Tesla’s giant Australian battery plugged into the grid

Tesla has turned on the world’s largest battery in Australia to maintain electricity flow in the country’s most wind-dependent state.

The project was promised by chief executive Elon Musk, who said his company would develop the 100-megawatt battery within 100 days of contracts for the project being signed at the end of September.

He promised that if it was not completed in that time he wouldn’t charge the South Australia state government for the construction. 

South Australia premier Jay Weatherill said the battery had begun dispatching power to the state grid on Thursday, providing 70 megawatts as temperatures rose above 30°C.

"South Australia is now leading the world in dispatchable renewable energy," he said.

The official launch coincided with the first day of the Australian summer - the season when power usage soars due to widespread use of air-conditioning units.

Tesla says the battery has the capacity to power 30,000 homes for up to an hour in the event of a severe blackout, but is more likely to be called into action to boost supply during peak demand periods.

Musk’s company won a bid in July to build the 129-megawatt hour battery for South Australia after fighting off competition from a number of other suppliers including Zen Energy, Lyon Group and Carnegie Clean Energy. 

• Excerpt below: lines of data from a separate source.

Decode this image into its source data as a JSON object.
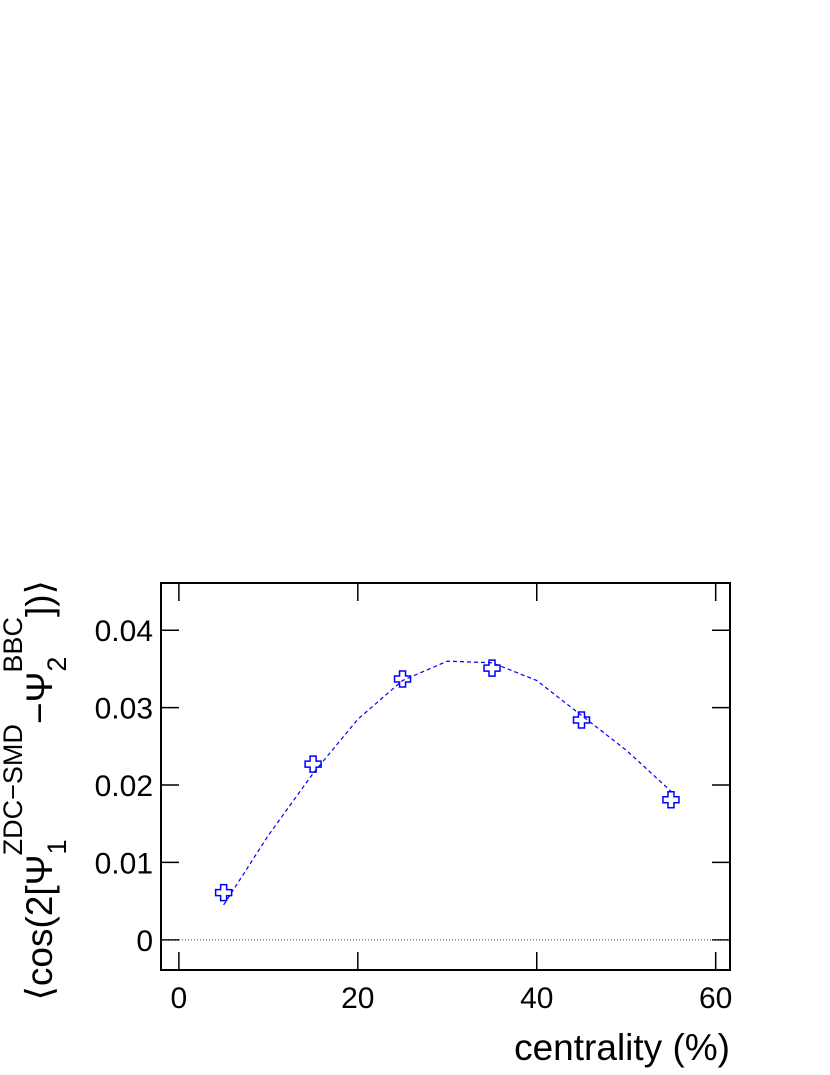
{
  "chart_data": {
    "type": "scatter",
    "x_label": "centrality (%)",
    "y_label_parts": [
      "⟨cos(2[Ψ",
      "1",
      "ZDC−SMD",
      "−Ψ",
      "2",
      "BBC",
      "])⟩"
    ],
    "xlim": [
      -2,
      61.6
    ],
    "ylim": [
      -0.0039,
      0.0461
    ],
    "xticks": [
      0,
      20,
      40,
      60
    ],
    "yticks": [
      0,
      0.01,
      0.02,
      0.03,
      0.04
    ],
    "reference_line": 0,
    "series": [
      {
        "color": "#0000ff",
        "x": [
          5,
          15,
          25,
          35,
          45,
          55
        ],
        "values": [
          0.0061,
          0.0227,
          0.0337,
          0.0351,
          0.0284,
          0.0181
        ]
      },
      {
        "color": "#0000ff",
        "x": [
          5,
          10,
          15,
          20,
          25,
          30,
          35,
          40,
          45,
          50,
          55
        ],
        "values": [
          0.0045,
          0.0135,
          0.0215,
          0.0285,
          0.0335,
          0.036,
          0.0358,
          0.0335,
          0.029,
          0.0245,
          0.0192
        ]
      }
    ]
  }
}
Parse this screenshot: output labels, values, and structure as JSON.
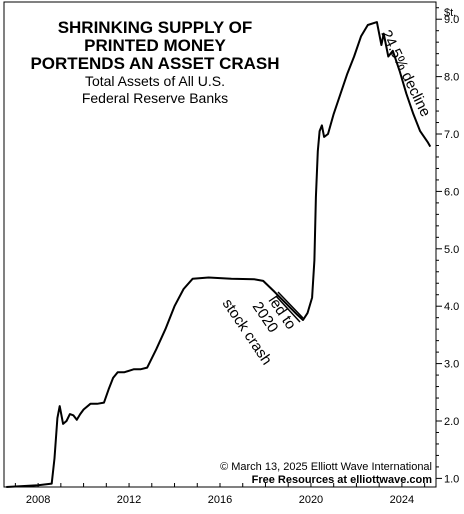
{
  "chart_data": {
    "type": "line",
    "title": [
      "SHRINKING SUPPLY OF",
      "PRINTED MONEY",
      "PORTENDS AN ASSET CRASH"
    ],
    "subtitle": [
      "Total Assets of All U.S.",
      "Federal Reserve Banks"
    ],
    "y_unit": "$t.",
    "xlim": [
      2006.5,
      2025.5
    ],
    "ylim": [
      0.85,
      9.3
    ],
    "x_ticks": [
      2008,
      2012,
      2016,
      2020,
      2024
    ],
    "y_ticks": [
      "1.0",
      "2.0",
      "3.0",
      "4.0",
      "5.0",
      "6.0",
      "7.0",
      "8.0",
      "9.0"
    ],
    "series": [
      {
        "values": [
          [
            2006.6,
            0.85
          ],
          [
            2007.5,
            0.87
          ],
          [
            2008.0,
            0.88
          ],
          [
            2008.6,
            0.91
          ],
          [
            2008.72,
            1.35
          ],
          [
            2008.85,
            2.05
          ],
          [
            2008.95,
            2.26
          ],
          [
            2009.1,
            1.95
          ],
          [
            2009.25,
            2.0
          ],
          [
            2009.4,
            2.12
          ],
          [
            2009.55,
            2.1
          ],
          [
            2009.7,
            2.02
          ],
          [
            2009.85,
            2.12
          ],
          [
            2010.0,
            2.2
          ],
          [
            2010.3,
            2.3
          ],
          [
            2010.6,
            2.3
          ],
          [
            2010.9,
            2.32
          ],
          [
            2011.1,
            2.55
          ],
          [
            2011.3,
            2.75
          ],
          [
            2011.5,
            2.85
          ],
          [
            2011.8,
            2.85
          ],
          [
            2012.2,
            2.9
          ],
          [
            2012.5,
            2.9
          ],
          [
            2012.8,
            2.93
          ],
          [
            2013.2,
            3.25
          ],
          [
            2013.6,
            3.6
          ],
          [
            2014.0,
            4.0
          ],
          [
            2014.4,
            4.3
          ],
          [
            2014.8,
            4.48
          ],
          [
            2015.5,
            4.5
          ],
          [
            2016.5,
            4.48
          ],
          [
            2017.5,
            4.47
          ],
          [
            2017.9,
            4.44
          ],
          [
            2018.4,
            4.25
          ],
          [
            2018.9,
            4.05
          ],
          [
            2019.4,
            3.85
          ],
          [
            2019.65,
            3.76
          ],
          [
            2019.85,
            3.88
          ],
          [
            2020.05,
            4.15
          ],
          [
            2020.15,
            4.8
          ],
          [
            2020.22,
            5.9
          ],
          [
            2020.3,
            6.7
          ],
          [
            2020.38,
            7.05
          ],
          [
            2020.48,
            7.15
          ],
          [
            2020.58,
            6.95
          ],
          [
            2020.75,
            7.0
          ],
          [
            2021.0,
            7.35
          ],
          [
            2021.3,
            7.7
          ],
          [
            2021.6,
            8.05
          ],
          [
            2021.9,
            8.35
          ],
          [
            2022.2,
            8.7
          ],
          [
            2022.5,
            8.9
          ],
          [
            2022.9,
            8.95
          ],
          [
            2023.1,
            8.55
          ],
          [
            2023.2,
            8.75
          ],
          [
            2023.4,
            8.35
          ],
          [
            2023.6,
            8.45
          ],
          [
            2023.9,
            8.1
          ],
          [
            2024.2,
            7.7
          ],
          [
            2024.5,
            7.35
          ],
          [
            2024.8,
            7.05
          ],
          [
            2025.15,
            6.85
          ],
          [
            2025.25,
            6.78
          ]
        ]
      }
    ],
    "annotations": [
      {
        "lines": [
          "led to",
          "2020",
          "stock crash"
        ]
      },
      {
        "lines": [
          "24.5% decline"
        ]
      }
    ],
    "credit": {
      "line1": "© March 13, 2025 Elliott Wave International",
      "line2": "Free Resources at elliottwave.com"
    }
  }
}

The state has expanded its use of wind power far quicker than the rest of the country, but has suffered a string of blackouts over the past 18 months.

The battery power packs are installed near the Outback town of Jamestown, about 200 kilometres north of the state capital Adelaide.

They store energy generated by the neighbouring Hornsdale Wind Farm, owned by French renewable energy company Neoen, to bring added reliability and stability to the state grid.

Tesla partnered with Neoen to build the battery, which is more than three times larger than the previous record-holder at Mira Loma, California.

In a politically charged debate, opponents of the state’s renewables push have argued that the battery is a “Hollywood solution” in a country that still relies on fossil fuels - mainly coal - for two-thirds of its electricity.

Supporters, however, say it will help stabilise the grid in a state that now gets more than 40 per cent of its electricity from wind energy, but needs help when the wind dies down.

The battery farm is part of a A$550m (£305m) plan announced in March by Weatherill to make the state independent of the nation’s power grid.

The cost of the battery has not been made public.